KARLAR ÜLKESİ VE KÜÇÜK MEKTUP
Sabah gözlerimi açtığımda, odama vuran bembeyaz ışıkla heyecanlandım.
Koşarak pencereye gittim. Her yer bembeyazdı. Ağaçlar sanki pamuktan yapılmış
gibiydi, dalları karla kaplanmış, eğilmişti. Güneş gökyüzünde ışıldıyor,
karların üstünde pırıltılar dans ediyordu.
O sırada kapım çaldı. İçeri, ablam Elif girdi. Elinde telefonuyla bana
baktı:
— Duru, kalksana! Kar tatili olmuş! diye bağırdı.
Ben çoktan pencerenin önünde heyecanla dışarıyı izliyordum bile.
— Biliyorum! Harika görünüyor, değil mi?
Elif biraz daha büyüktü benden, sekizinci sınıfa gidiyordu. Ama bazen hâlâ
birlikte kar topu oynardık. Annem, mutfaktan seslendi:
— Hadi kahvaltıya gelin çocuklar! Dışarı çıkmadan önce karnınız doysun.
Mutfağa geçtiğimizde, annem ekmek kızartıyor, babam ise gazeteyi okuyordu.
Ama bir kişi eksikti: ağabeyim Mert.
— Anne, Mert nerede?
— Odasında… Sabah pek keyfi yok gibiydi.
Mert on dört yaşındaydı. Son günlerde sessizleşmişti. Ne bizimle oynamak
istiyor, ne de konuşuyordu pek. Bu beni üzüyordu. Her zamanki neşeli hâlini
özlemiştim.
Kahvaltıdan sonra montumu giydim. Annem bana bir termos uzattı:
— İçine sıcak çikolata koydum, Elif’le paylaşırsınız. Ama lütfen çok
ıslanmayın!
— Tamam, anne, teşekkür ederim!
Dışarı çıktığımızda park çocuklarla doluydu. Kar adam yapanlar, kardan kale
örenler… Elif arkadaşlarıyla kartopu savaşına katıldı. Ben biraz kenarda durup
izlemeyi tercih ettim. Aklım hâlâ Mert’teydi.
Eve dönünce doğrudan onun odasına gittim. Kapıyı yavaşça tıklattım:
— Mert, içeri gelebilir miyim?
— Gel bakalım Duru…
Yüzü biraz solgundu. Elimdeki sıcak çikolatadan bir yudum aldım ve termosu
uzattım:
— Bunu paylaşabiliriz. Bugün harika bir kar günüydü. Ama sen olmadığın için
biraz eksikti...
Mert başta sessiz kaldı. Sonra hafifçe gülümsedi:
— Teşekkür ederim. Sadece… Bugün babamla dışarı çıkacağımız gündü ama onun
işi çıktı. Biraz üzgünüm, o kadar.
O an onu daha iyi anladım. Ben dışarıda eğlenirken, o beklediği biriyle
olamamıştı. Elini tuttum:
— O zaman hafta sonu birlikte çıkarız. Kar erimeden hep beraber kar adam
yaparız, ne dersin?
Mert başını salladı. Gözleri biraz parladı.
O sırada annem kapıdan içeri uzandı, elinde küçük bir kâğıt vardı:
— Mert, baban sana not bıraktı. Aceleyle çıkarken yazmış.
Mert kâğıdı aldı ve sesli okudu:
"Oğlum, bugün birlikte olamayacağımız için çok üzgünüm.
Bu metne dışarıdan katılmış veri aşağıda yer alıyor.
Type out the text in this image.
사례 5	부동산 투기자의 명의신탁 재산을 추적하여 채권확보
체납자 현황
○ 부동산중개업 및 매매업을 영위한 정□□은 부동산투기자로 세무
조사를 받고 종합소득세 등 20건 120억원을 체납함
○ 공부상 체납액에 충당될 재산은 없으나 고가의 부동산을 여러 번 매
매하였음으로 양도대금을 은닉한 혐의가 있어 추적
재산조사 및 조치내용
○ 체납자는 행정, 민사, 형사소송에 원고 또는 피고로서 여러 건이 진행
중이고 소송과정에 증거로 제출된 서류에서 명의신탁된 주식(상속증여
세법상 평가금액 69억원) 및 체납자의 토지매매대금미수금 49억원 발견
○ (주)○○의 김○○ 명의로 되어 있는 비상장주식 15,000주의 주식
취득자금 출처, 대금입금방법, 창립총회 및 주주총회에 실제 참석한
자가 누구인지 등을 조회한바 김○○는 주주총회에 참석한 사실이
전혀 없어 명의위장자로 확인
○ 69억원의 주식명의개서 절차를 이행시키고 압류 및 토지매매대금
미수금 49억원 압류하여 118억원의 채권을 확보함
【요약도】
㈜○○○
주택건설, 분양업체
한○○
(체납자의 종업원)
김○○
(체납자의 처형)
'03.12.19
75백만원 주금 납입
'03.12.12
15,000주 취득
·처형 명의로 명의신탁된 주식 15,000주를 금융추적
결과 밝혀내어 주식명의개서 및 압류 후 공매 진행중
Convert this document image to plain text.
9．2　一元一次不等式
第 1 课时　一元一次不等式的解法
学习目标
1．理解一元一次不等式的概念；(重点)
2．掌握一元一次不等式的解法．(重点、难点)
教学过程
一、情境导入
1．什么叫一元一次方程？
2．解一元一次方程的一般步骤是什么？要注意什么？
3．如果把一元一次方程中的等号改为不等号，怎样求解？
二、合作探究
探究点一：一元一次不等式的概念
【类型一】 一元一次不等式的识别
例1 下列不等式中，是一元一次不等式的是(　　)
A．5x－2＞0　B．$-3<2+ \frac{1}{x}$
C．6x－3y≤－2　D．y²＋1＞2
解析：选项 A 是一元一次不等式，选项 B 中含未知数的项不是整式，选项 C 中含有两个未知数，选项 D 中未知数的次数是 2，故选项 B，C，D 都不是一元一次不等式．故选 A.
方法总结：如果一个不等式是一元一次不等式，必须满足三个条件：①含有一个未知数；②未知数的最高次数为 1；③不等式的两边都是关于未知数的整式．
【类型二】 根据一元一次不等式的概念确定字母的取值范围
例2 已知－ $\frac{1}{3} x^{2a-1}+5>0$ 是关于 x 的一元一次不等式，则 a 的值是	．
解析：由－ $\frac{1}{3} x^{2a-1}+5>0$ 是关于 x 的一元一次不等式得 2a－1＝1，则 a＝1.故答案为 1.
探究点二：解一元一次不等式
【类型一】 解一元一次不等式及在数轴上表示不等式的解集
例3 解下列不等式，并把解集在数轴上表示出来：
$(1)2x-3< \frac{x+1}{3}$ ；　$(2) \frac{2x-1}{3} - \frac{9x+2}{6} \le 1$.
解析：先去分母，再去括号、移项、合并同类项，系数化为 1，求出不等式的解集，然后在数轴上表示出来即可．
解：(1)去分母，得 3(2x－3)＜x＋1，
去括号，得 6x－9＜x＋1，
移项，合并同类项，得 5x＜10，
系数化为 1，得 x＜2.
Ama bu karlar
erimeden seni sımsıkı saracağım. Beni biraz beklemen gerekecek. Gurur duyuyorum
seninle.
Baban."
Odaya sessizlik çöktü. Ama güzel bir sessizlikti. İçimizi ısıtan türden.
Gerçek Kar, Kalpten Yağar
O gün şunu anladım: Kar ne kadar güzel yağarsa yağsın, asıl güzellik,
birlikte ısınabildiğimiz kalplerde saklıdır. Bazen bir sıcak çikolata, bazen
küçük bir not, bazen sadece “Ben buradayım” demek… Bir çocuğun dünyasını
tamamen değiştirebilir.
Ve o dünyada, en parlak ışık… Sevildiğini hissetmektir.